SDV icon indicating copy to clipboard operation
SDV copied to clipboard

Conditional sampling with empty conditions

Open fealho opened this issue 4 years ago • 2 comments

Problem Description

When using conditional sampling without passing any conditions an unreadable error is thrown.

Expected behavior

Either it should simply return any samples, or it should throw an error saying no conditions were passed.

Additional context

The code below shows an example of this happening:

data = pd.DataFrame({
    "column1": [1.0, 0.5, 2.5] * 10,
    "column2": ["a", "b", "c"] * 10
})

model = CTGAN(epochs=1)
model.fit(data)
conditions = pd.DataFrame({
    "column2": []
})
sampled = model.sample(conditions=conditions)

fealho avatar Mar 11 '21 23:03 fealho

I lean towards just returning a DataFrame with no rows in it rather than throwing an error.

csala avatar Mar 16 '21 17:03 csala

The new API exposes a sample_remaining_columns method for this use case.

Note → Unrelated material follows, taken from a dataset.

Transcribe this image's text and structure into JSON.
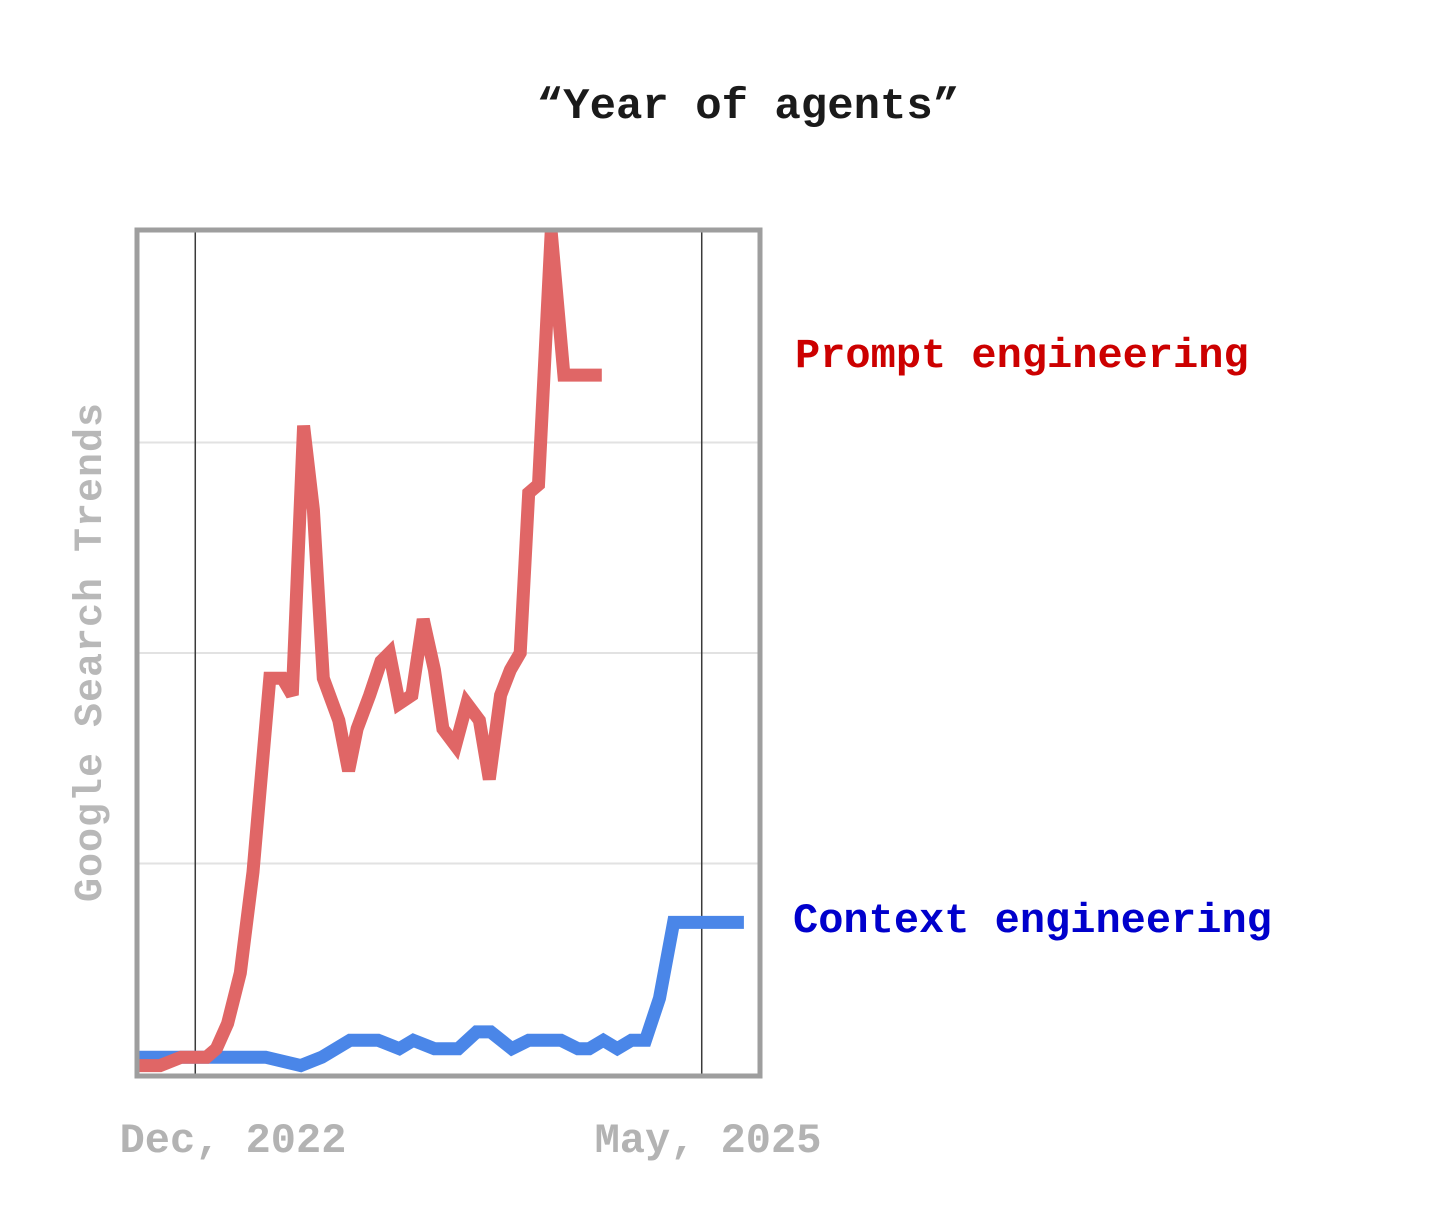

If you pass in an empty DataFrame, a ValueError is thrown:

from sdv.demo import load_tabular_demo
from sdv.tabular import GaussianCopula
import pandas as pd

data = load_tabular_demo('student_placements')
model = GaussianCopula()
model.fit(data)

conditions = pd.DataFrame({
    'gender': [],
})
model.sample_remaining_columns(conditions)

Output:

ValueError: No objects to concatenate

An error seems appropriate since it's not the intended usage but it can be more descriptive. We can change it to:

Error: Data is empty. Please input a DataFrame with 1 or more rows.

npatki avatar Jun 10 '22 19:06 npatki